China's New Cybersecurity Law: Enforcement Has Begun

China’s Cybersecurity Law came into force on 1 June 2017, amidst speculation that there would be a grace period of up to 31 December 2018 when it would not be enforced.  Recent state level investigations and local enforcement actions have put the issue beyond doubt. 

First State Level Investigations

On 11 August 2017, the State Cyberspace Administration of China announced that it has commenced investigations into Tencent Wechat, Sina Weibo and Baidu Tieba for violation of the Cybersecurity Law.  More particularly, the State Cyberspace Administration as well as Beijing and Guangdong Cyberspace Administrations are looking into whether these service providers have been disseminating information which violate national security, public security and social order and/or have failed to exercise their management duties over “prohibited information” disseminated by their users. “Prohibited information” includes violent or horrific contents, fake rumours, pornographic materials, and any other information which endangers national security, public security or social order.  These investigations are still ongoing. 

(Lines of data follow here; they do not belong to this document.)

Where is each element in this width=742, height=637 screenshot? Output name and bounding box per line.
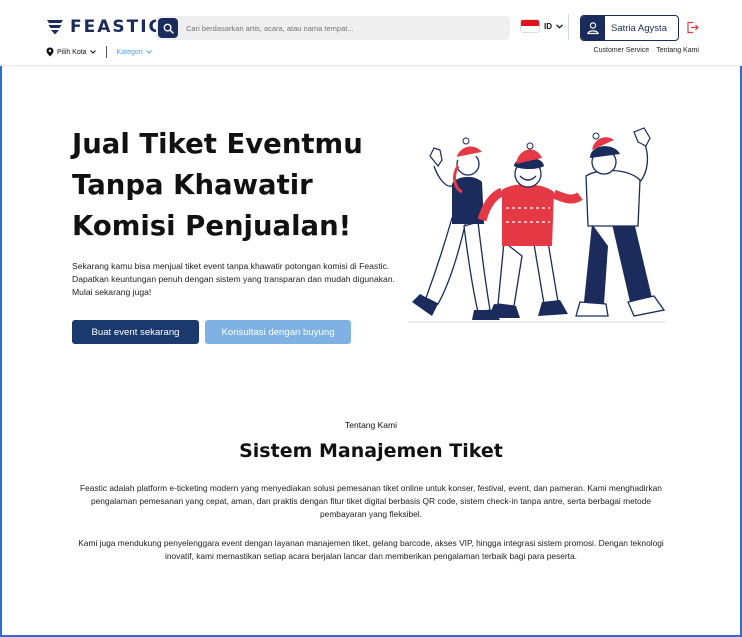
person-middle — [477, 142, 583, 318]
create-event-button[interactable]: Buat event sekarang — [72, 320, 199, 344]
category-label: Kategori — [116, 48, 143, 56]
brand-name: FEASTIC — [70, 17, 164, 37]
search-bar — [156, 16, 510, 40]
link-tentang-kami[interactable]: Tentang Kami — [656, 47, 699, 54]
category-selector[interactable]: Kategori — [117, 49, 152, 56]
language-code: ID — [544, 21, 552, 31]
search-input[interactable] — [186, 23, 486, 33]
user-icon — [581, 16, 605, 40]
divider — [105, 46, 107, 58]
chevron-down-icon — [556, 23, 563, 29]
user-name: Satria Agysta — [611, 22, 667, 34]
hero-illustration — [408, 127, 666, 323]
person-right — [575, 127, 666, 317]
chevron-down-icon — [145, 50, 152, 54]
about-title: Sistem Manajemen Tiket — [239, 440, 503, 462]
link-customer-service[interactable]: Customer Service — [594, 47, 650, 54]
chevron-down-icon — [89, 50, 96, 54]
flag-id-icon — [520, 19, 540, 33]
search-icon — [163, 23, 174, 34]
user-account-button[interactable]: Satria Agysta — [580, 15, 679, 41]
header-divider — [568, 14, 569, 40]
about-label: Tentang Kami — [345, 420, 397, 430]
site-header: FEASTIC ID Satria Agysta — [0, 0, 742, 66]
hero-description: Sekarang kamu bisa menjual tiket event t… — [72, 261, 395, 297]
about-paragraph-2: Kami juga mendukung penyelenggara event … — [78, 538, 664, 561]
about-paragraph-1: Feastic adalah platform e-ticketing mode… — [80, 483, 662, 519]
header-links: Customer Service Tentang Kami — [594, 47, 699, 54]
city-selector[interactable]: Pilih Kota — [46, 47, 96, 57]
logout-icon — [687, 21, 699, 34]
brand-logo[interactable]: FEASTIC — [46, 17, 163, 37]
person-left — [412, 137, 500, 320]
logout-button[interactable] — [686, 21, 699, 39]
feastic-logo-icon — [47, 20, 63, 35]
hero-title: Jual Tiket Eventmu Tanpa Khawatir Komisi… — [72, 128, 363, 242]
search-button[interactable] — [158, 18, 178, 38]
consult-button[interactable]: Konsultasi dengan buyung — [205, 320, 351, 344]
location-category-bar: Pilih Kota Kategori — [46, 46, 152, 58]
city-label: Pilih Kota — [57, 48, 87, 56]
location-pin-icon — [46, 47, 54, 57]
language-selector[interactable]: ID — [520, 19, 563, 33]
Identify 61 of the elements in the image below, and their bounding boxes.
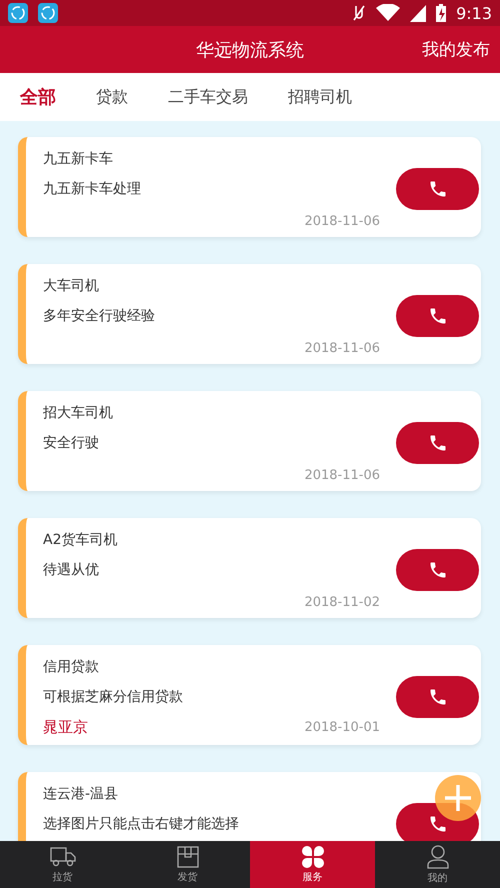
mute-icon — [352, 4, 366, 22]
post-date: 2018-11-06 — [304, 214, 380, 229]
nav-label: 我的 — [428, 872, 448, 884]
call-button[interactable] — [396, 295, 479, 337]
post-date: 2018-10-01 — [304, 720, 380, 735]
category-tab[interactable]: 二手车交易 — [168, 86, 248, 108]
post-card[interactable]: 九五新卡车 九五新卡车处理 2018-11-06 — [18, 137, 481, 237]
wifi-icon — [376, 4, 400, 22]
contact-name: 晁亚京 — [43, 718, 88, 737]
app-title: 华远物流系统 — [196, 38, 304, 62]
post-title: 大车司机 — [43, 277, 100, 296]
phone-icon — [428, 433, 448, 453]
phone-icon — [428, 687, 448, 707]
box-icon — [176, 846, 198, 868]
nav-label: 服务 — [302, 870, 322, 884]
nav-tab[interactable]: 服务 — [250, 841, 375, 888]
post-card[interactable]: 招大车司机 安全行驶 2018-11-06 — [18, 391, 481, 491]
nav-label: 发货 — [178, 870, 198, 884]
phone-icon — [428, 179, 448, 199]
signal-icon — [410, 4, 426, 22]
post-card[interactable]: A2货车司机 待遇从优 2018-11-02 — [18, 518, 481, 618]
nav-tab[interactable]: 我的 — [375, 841, 500, 888]
call-button[interactable] — [396, 549, 479, 591]
post-date: 2018-11-06 — [304, 468, 380, 483]
category-tab[interactable]: 贷款 — [96, 86, 128, 108]
battery-icon — [436, 4, 446, 22]
post-title: 连云港-温县 — [43, 785, 120, 804]
person-icon — [426, 844, 448, 868]
post-date: 2018-11-02 — [304, 595, 380, 610]
post-description: 安全行驶 — [43, 434, 100, 452]
post-title: A2货车司机 — [43, 531, 118, 550]
call-button[interactable] — [396, 422, 479, 464]
post-description: 可根据芝麻分信用贷款 — [43, 688, 184, 706]
post-title: 信用贷款 — [43, 658, 100, 677]
clover-icon — [302, 846, 324, 868]
post-title: 九五新卡车 — [43, 150, 114, 169]
post-description: 多年安全行驶经验 — [43, 307, 156, 325]
plus-icon — [444, 784, 472, 812]
category-tab[interactable]: 招聘司机 — [288, 86, 352, 108]
nav-label: 拉货 — [52, 870, 72, 884]
phone-icon — [428, 306, 448, 326]
post-card[interactable]: 大车司机 多年安全行驶经验 2018-11-06 — [18, 264, 481, 364]
post-description: 九五新卡车处理 — [43, 180, 142, 198]
post-card[interactable]: 连云港-温县 选择图片只能点击右键才能选择 — [18, 772, 481, 841]
nav-tab[interactable]: 拉货 — [0, 841, 125, 888]
post-description: 选择图片只能点击右键才能选择 — [43, 815, 240, 833]
category-tab[interactable]: 全部 — [20, 85, 56, 109]
truck-icon — [50, 846, 76, 868]
clock-time: 9:13 — [456, 4, 492, 22]
my-posts-link[interactable]: 我的发布 — [422, 38, 490, 61]
post-date: 2018-11-06 — [304, 341, 380, 356]
app-icon — [8, 3, 28, 23]
nav-tab[interactable]: 发货 — [125, 841, 250, 888]
post-card[interactable]: 信用贷款 可根据芝麻分信用贷款 晁亚京 2018-10-01 — [18, 645, 481, 745]
phone-icon — [428, 560, 448, 580]
call-button[interactable] — [396, 168, 479, 210]
call-button[interactable] — [396, 676, 479, 718]
phone-icon — [428, 814, 448, 834]
post-description: 待遇从优 — [43, 561, 100, 579]
app-icon — [38, 3, 58, 23]
post-title: 招大车司机 — [43, 404, 114, 423]
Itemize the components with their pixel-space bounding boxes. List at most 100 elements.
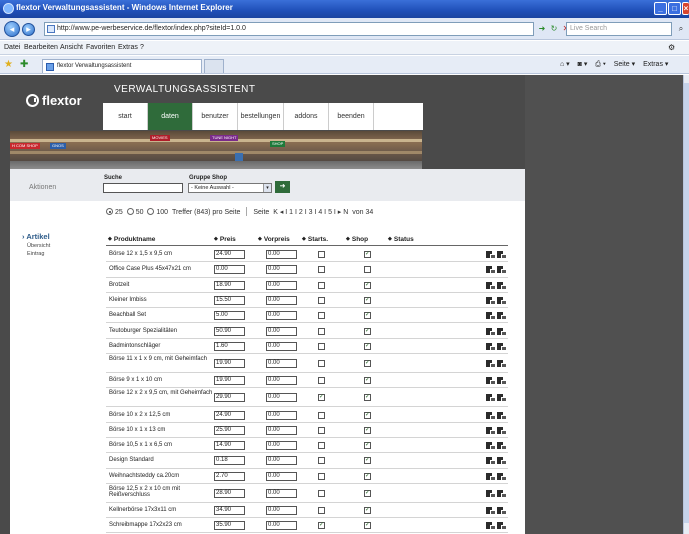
edit-icon[interactable]	[486, 472, 496, 481]
app-logo[interactable]: flextor	[26, 93, 82, 108]
vorpreis-input[interactable]: 0.00	[266, 521, 297, 531]
edit-icon[interactable]	[486, 377, 496, 386]
vorpreis-input[interactable]: 0.00	[266, 376, 297, 386]
print-icon[interactable]: ⎙ ▾	[595, 61, 606, 68]
starts-checkbox[interactable]	[318, 266, 325, 274]
shop-checkbox[interactable]: ✓	[364, 312, 371, 320]
starts-checkbox[interactable]	[318, 411, 325, 419]
col-status[interactable]: ◆ Status	[388, 236, 414, 243]
home-icon[interactable]: ⌂ ▾	[560, 61, 570, 68]
shop-checkbox[interactable]	[364, 266, 371, 274]
vertical-scrollbar[interactable]	[683, 75, 689, 534]
preis-input[interactable]: 24.90	[214, 410, 245, 420]
copy-icon[interactable]	[497, 281, 507, 290]
copy-icon[interactable]	[497, 522, 507, 531]
copy-icon[interactable]	[497, 266, 507, 275]
preis-input[interactable]: 35.90	[214, 521, 245, 531]
vorpreis-input[interactable]: 0.00	[266, 488, 297, 498]
shop-checkbox[interactable]: ✓	[364, 507, 371, 515]
edit-icon[interactable]	[486, 297, 496, 306]
side-item-uebersicht[interactable]: Übersicht	[27, 243, 50, 249]
copy-icon[interactable]	[497, 360, 507, 369]
address-input[interactable]: http://www.pe-werbeservice.de/flextor/in…	[44, 22, 534, 36]
vorpreis-input[interactable]: 0.00	[266, 326, 297, 336]
shop-checkbox[interactable]: ✓	[364, 522, 371, 530]
vorpreis-input[interactable]: 0.00	[266, 456, 297, 466]
starts-checkbox[interactable]	[318, 312, 325, 320]
shop-checkbox[interactable]: ✓	[364, 411, 371, 419]
edit-icon[interactable]	[486, 442, 496, 451]
scrollbar-thumb[interactable]	[684, 83, 689, 523]
forward-button[interactable]: ▸	[22, 23, 35, 36]
starts-checkbox[interactable]	[318, 251, 325, 259]
shop-checkbox[interactable]: ✓	[364, 360, 371, 368]
edit-icon[interactable]	[486, 360, 496, 369]
copy-icon[interactable]	[497, 489, 507, 498]
toolbar-options-icon[interactable]: ⚙	[668, 43, 675, 52]
starts-checkbox[interactable]	[318, 360, 325, 368]
edit-icon[interactable]	[486, 522, 496, 531]
vorpreis-input[interactable]: 0.00	[266, 425, 297, 435]
edit-icon[interactable]	[486, 457, 496, 466]
preis-input[interactable]: 19.90	[214, 376, 245, 386]
copy-icon[interactable]	[497, 394, 507, 403]
menu-bearbeiten[interactable]: Bearbeiten	[24, 44, 58, 51]
shop-checkbox[interactable]: ✓	[364, 297, 371, 305]
shop-checkbox[interactable]: ✓	[364, 377, 371, 385]
starts-checkbox[interactable]	[318, 342, 325, 350]
feeds-icon[interactable]: ◙ ▾	[578, 61, 588, 68]
copy-icon[interactable]	[497, 312, 507, 321]
starts-checkbox[interactable]: ✓	[318, 394, 325, 402]
starts-checkbox[interactable]	[318, 426, 325, 434]
vorpreis-input[interactable]: 0.00	[266, 341, 297, 351]
copy-icon[interactable]	[497, 327, 507, 336]
copy-icon[interactable]	[497, 442, 507, 451]
copy-icon[interactable]	[497, 342, 507, 351]
vorpreis-input[interactable]: 0.00	[266, 359, 297, 369]
preis-input[interactable]: 25.90	[214, 425, 245, 435]
menu-favoriten[interactable]: Favoriten	[86, 44, 115, 51]
shop-checkbox[interactable]: ✓	[364, 342, 371, 350]
vorpreis-input[interactable]: 0.00	[266, 265, 297, 275]
nav-addons[interactable]: addons	[284, 103, 329, 130]
menu-ansicht[interactable]: Ansicht	[60, 44, 83, 51]
side-item-eintrag[interactable]: Eintrag	[27, 251, 44, 257]
edit-icon[interactable]	[486, 281, 496, 290]
edit-icon[interactable]	[486, 489, 496, 498]
col-vorpreis[interactable]: ◆ Vorpreis	[258, 236, 290, 243]
vorpreis-input[interactable]: 0.00	[266, 393, 297, 403]
menu-help[interactable]: ?	[140, 44, 144, 51]
copy-icon[interactable]	[497, 457, 507, 466]
vorpreis-input[interactable]: 0.00	[266, 296, 297, 306]
vorpreis-input[interactable]: 0.00	[266, 311, 297, 321]
starts-checkbox[interactable]	[318, 377, 325, 385]
edit-icon[interactable]	[486, 507, 496, 516]
shop-checkbox[interactable]: ✓	[364, 327, 371, 335]
shop-checkbox[interactable]: ✓	[364, 251, 371, 259]
preis-input[interactable]: 18.90	[214, 280, 245, 290]
preis-input[interactable]: 15.50	[214, 296, 245, 306]
preis-input[interactable]: 34.90	[214, 506, 245, 516]
edit-icon[interactable]	[486, 426, 496, 435]
gruppe-shop-select[interactable]: - Keine Auswahl - ▾	[188, 183, 272, 193]
search-field[interactable]	[103, 183, 183, 193]
minimize-button[interactable]: _	[654, 2, 667, 15]
shop-checkbox[interactable]: ✓	[364, 489, 371, 497]
nav-bestellungen[interactable]: bestellungen	[238, 103, 284, 130]
copy-icon[interactable]	[497, 472, 507, 481]
copy-icon[interactable]	[497, 297, 507, 306]
vorpreis-input[interactable]: 0.00	[266, 410, 297, 420]
edit-icon[interactable]	[486, 327, 496, 336]
copy-icon[interactable]	[497, 411, 507, 420]
refresh-icon[interactable]: ↻	[548, 22, 560, 36]
starts-checkbox[interactable]: ✓	[318, 522, 325, 530]
copy-icon[interactable]	[497, 251, 507, 260]
edit-icon[interactable]	[486, 251, 496, 260]
close-button[interactable]: ×	[682, 2, 689, 15]
search-submit-button[interactable]: ➜	[275, 181, 290, 193]
page-menu[interactable]: Seite ▾	[614, 61, 635, 68]
nav-beenden[interactable]: beenden	[329, 103, 374, 130]
page-navigation[interactable]: K ◂ I 1 I 2 I 3 I 4 I 5 I ▸ N	[273, 209, 348, 216]
copy-icon[interactable]	[497, 507, 507, 516]
search-icon[interactable]: ⌕	[675, 22, 687, 36]
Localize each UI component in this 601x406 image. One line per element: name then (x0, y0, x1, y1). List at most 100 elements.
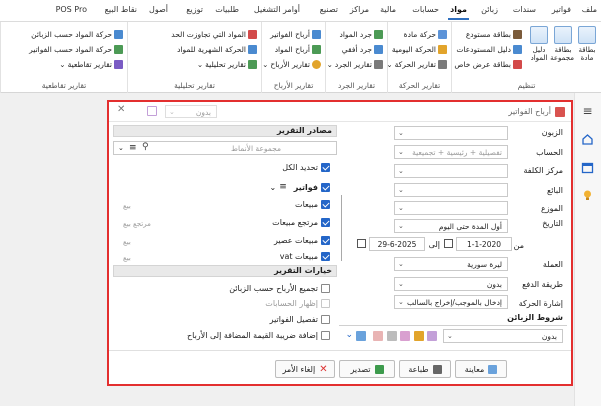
source-type: بيع (123, 254, 131, 262)
condition-save-icon[interactable] (400, 331, 410, 341)
tree-line (341, 195, 342, 261)
source-type: مرتجع بيع (123, 220, 151, 228)
list-menu-icon[interactable]: ≡ (279, 182, 287, 192)
list-menu-icon[interactable]: ≡ (129, 143, 137, 153)
print-button[interactable]: طباعة (399, 360, 451, 378)
source-checkbox[interactable] (321, 218, 330, 227)
seller-select[interactable]: ⌄ (394, 183, 508, 197)
over-limit-materials-button[interactable]: المواد التي تجاوزت الحد (171, 30, 257, 39)
lightbulb-icon[interactable] (581, 189, 594, 202)
source-checkbox[interactable] (321, 252, 330, 261)
source-item[interactable]: مبيعات عصير (274, 236, 330, 245)
material-movement-button[interactable]: حركة مادة (404, 30, 447, 39)
search-icon[interactable]: ⚲ (142, 142, 149, 152)
movement-reports-dropdown[interactable]: تقارير الحركة ⌄ (386, 60, 447, 69)
condition-copy-icon[interactable] (387, 331, 397, 341)
settings-icon[interactable] (147, 106, 157, 116)
chevron-down-icon: ⌄ (326, 60, 333, 69)
tab-customers[interactable]: زبائن (481, 5, 498, 14)
materials-by-invoices-button[interactable]: حركة المواد حسب الفواتير (29, 45, 123, 54)
condition-add-icon[interactable] (414, 331, 424, 341)
cost-center-select[interactable]: ⌄ (394, 164, 508, 178)
select-all-checkbox[interactable] (321, 163, 330, 172)
calendar-icon[interactable] (581, 161, 594, 174)
option-checkbox[interactable] (321, 284, 330, 293)
select-all-option[interactable]: تحديد الكل (282, 163, 330, 172)
tab-invoices[interactable]: فواتير (552, 5, 571, 14)
calendar-icon[interactable] (357, 239, 366, 248)
currency-select[interactable]: ⌄ ليرة سورية (394, 257, 508, 271)
source-item[interactable]: مرتجع مبيعات (272, 218, 330, 227)
material-card-button[interactable]: بطاقة مادة (576, 26, 598, 62)
date-period-select[interactable]: ⌄ أول المدة حتى اليوم (394, 219, 508, 233)
group-movement-reports: حركة مادة الحركة اليومية تقارير الحركة ⌄ … (386, 22, 451, 93)
invoices-group[interactable]: فواتير ≡ ⌄ (270, 182, 330, 192)
condition-delete-icon[interactable] (373, 331, 383, 341)
home-icon[interactable] (581, 133, 594, 146)
movement-sign-select[interactable]: ⌄ إدخال بالموجب/إخراج بالسالب (394, 295, 508, 309)
invoice-profits-button[interactable]: أرباح الفواتير (270, 30, 321, 39)
source-checkbox[interactable] (321, 200, 330, 209)
tab-pos[interactable]: نقاط البيع (105, 5, 137, 14)
condition-text-icon[interactable] (356, 331, 366, 341)
condition-settings-icon[interactable] (427, 331, 437, 341)
tab-file[interactable]: ملف (582, 5, 597, 14)
distributor-label: الموزع (540, 204, 563, 213)
tab-materials[interactable]: مواد (448, 5, 469, 20)
export-button[interactable]: تصدير (339, 360, 395, 378)
detail-invoices-option[interactable]: تفصيل الفواتير (270, 315, 330, 324)
source-item[interactable]: مبيعات vat (280, 252, 330, 261)
invoices-group-checkbox[interactable] (321, 182, 330, 192)
account-select[interactable]: ⌄ تفصيلية + رئيسية + تجميعية (394, 145, 508, 159)
warehouses-guide-button[interactable]: دليل المستودعات (456, 45, 522, 54)
source-item[interactable]: مبيعات (295, 200, 330, 209)
profit-reports-dropdown[interactable]: تقارير الأرباح ⌄ (262, 60, 321, 69)
materials-inventory-button[interactable]: جرد المواد (339, 30, 383, 39)
tab-centers[interactable]: مراكز (350, 5, 369, 14)
group-card-button[interactable]: بطاقة مجموعة (550, 26, 574, 62)
tab-vouchers[interactable]: سندات (513, 5, 536, 14)
inventory-reports-dropdown[interactable]: تقارير الجرد ⌄ (327, 60, 383, 69)
tab-finance[interactable]: مالية (380, 5, 396, 14)
tab-assets[interactable]: أصول (149, 5, 168, 14)
sources-search-box[interactable]: مجموعة الأنماط ⌄ ≡ ⚲ (113, 141, 337, 155)
cancel-button[interactable]: ✕ إلغاء الأمر (275, 360, 335, 378)
materials-guide-button[interactable]: دليل المواد (528, 26, 550, 62)
from-date-input[interactable]: 1-1-2020 (456, 237, 512, 251)
analytic-reports-dropdown[interactable]: تقارير تحليلية ⌄ (197, 60, 257, 69)
monthly-movement-button[interactable]: الحركة الشهرية للمواد (177, 45, 257, 54)
menu-icon[interactable]: ≡ (581, 105, 594, 119)
tab-accounts[interactable]: حسابات (412, 5, 439, 14)
materials-by-customers-button[interactable]: حركة المواد حسب الزبائن (31, 30, 123, 39)
customer-conditions-select[interactable]: ⌄ بدون (443, 329, 563, 343)
source-checkbox[interactable] (321, 236, 330, 245)
payment-method-select[interactable]: ⌄ بدون (394, 277, 508, 291)
saved-settings-select[interactable]: ⌄ بدون (165, 105, 217, 118)
warehouse-card-button[interactable]: بطاقة مستودع (466, 30, 522, 39)
inventory-icon (374, 30, 383, 39)
option-checkbox[interactable] (321, 315, 330, 324)
tab-work-orders[interactable]: أوامر التشغيل (254, 5, 300, 14)
customer-select[interactable]: ⌄ (394, 126, 508, 140)
to-date-input[interactable]: 29-6-2025 (369, 237, 425, 251)
chevron-down-icon: ⌄ (196, 60, 204, 69)
tab-manufacturing[interactable]: تصنيع (320, 5, 338, 14)
special-offer-card-button[interactable]: بطاقة عرض خاص (454, 60, 522, 69)
option-checkbox[interactable] (321, 331, 330, 340)
group-profits-by-customer-option[interactable]: تجميع الأرباح حسب الزبائن (229, 284, 330, 293)
add-vat-to-profits-option[interactable]: إضافة ضريبة القيمة المضافة إلى الأرباح (187, 331, 330, 340)
tab-pos-pro[interactable]: POS Pro (56, 5, 87, 14)
distributor-select[interactable]: ⌄ (394, 201, 508, 215)
preview-button[interactable]: معاينة (455, 360, 507, 378)
daily-movement-button[interactable]: الحركة اليومية (392, 45, 447, 54)
chevron-down-icon[interactable]: ⌄ (270, 183, 277, 192)
chevron-down-icon[interactable]: ⌄ (345, 330, 353, 340)
tab-distribution[interactable]: توزيع (186, 5, 203, 14)
cross-reports-dropdown[interactable]: تقارير تقاطعية ⌄ (59, 60, 123, 69)
material-profits-button[interactable]: أرباح المواد (275, 45, 321, 54)
horizontal-inventory-button[interactable]: جرد أفقي (342, 45, 383, 54)
close-icon[interactable]: ✕ (117, 104, 125, 115)
report-options-header: خيارات التقرير (113, 265, 337, 277)
calendar-icon[interactable] (444, 239, 453, 248)
tab-orders[interactable]: طلبيات (215, 5, 239, 14)
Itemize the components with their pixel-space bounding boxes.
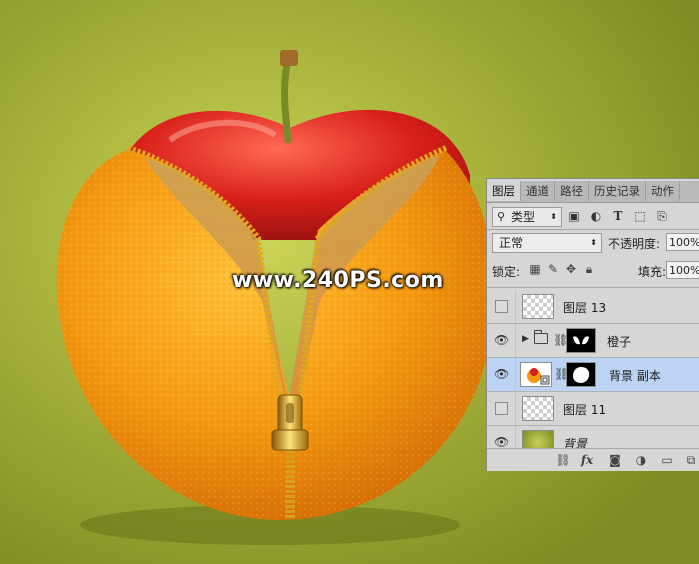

Local Level Enforcement Actions

At the local level, at least seven enforcement actions by local Cyberspace Administrations and local Public Security Bureaus pursuant to the Cybersecurity Law have been reported in Guangdong, Shanxi, Jiangsu, Sichuan, Hangzhou, Beijing, Tianjin and Chongqing.  These enforcement actions were against online platforms (including two online purchase platforms, an online employment information platform, a financial services platform and two online music platforms), private companies, state-owned enterprises, an employment website, as well as a teacher training and education research centre.  The enforcement actions concerned the following violations:

  • violations of security assessment requirements of information systems
  • existence of SQL injection loopholes which compromised the websites’ information security
  • failure to retain network activity logs relating to users’ login information
  • failure to implement measures in relation to dissemination of prohibited information
  • failure to implement network security measures leading to attacks from hackers
  • failure to implement real identity registration requirements
  • sales of illegal VPN tools and network accounts

The measures imposed in these local enforcement actions were mainly warnings and orders of rectification.  However, in one action a fine of RMB10,000 and RMB5,000 were imposed on the institution and its legal representative respectively, and in another, a temporary cessation of the system’s operations was ordered for investigation purposes.

Action Items

With these first reported state investigations and local enforcement actions under the Cybersecurity Law, the relevant authorities have demonstrated that the Cybersecurity Law is in full force and will be enforced.  Law firms having network operations in China should conduct an internal review to ensure their operations are compliant with all requirements of the Cybersecurity Law.  They should also make sure that their clients who may be subject to the Cybersecurity Law are aware of these developments and are compliant as well. 

Below is a checklist of seven key action items to make it easier for ensuring compliance:

  1. Prepare proper personal data protection policies and collection statements for obtaining consent for the collection, use and transfer of personal data to third parties.
  2. Implement security measures, and keep logs of network security events and user network activities of at least the past six months.
  3. Report any security incidents and risks to the government.
  4. Ensure procurement of network products and services have complied with all applicable security assessment requirements.
  5. Obtain real identity information before providing network services to users.
  6. Exercise management and supervision duties over information disseminated by users to the public.
  7. Conduct assessment on whether the relevant operations may be categorised as critical information infrastructure, and if so, implement data localisation and other security measures applicable to critical information infrastructure operations.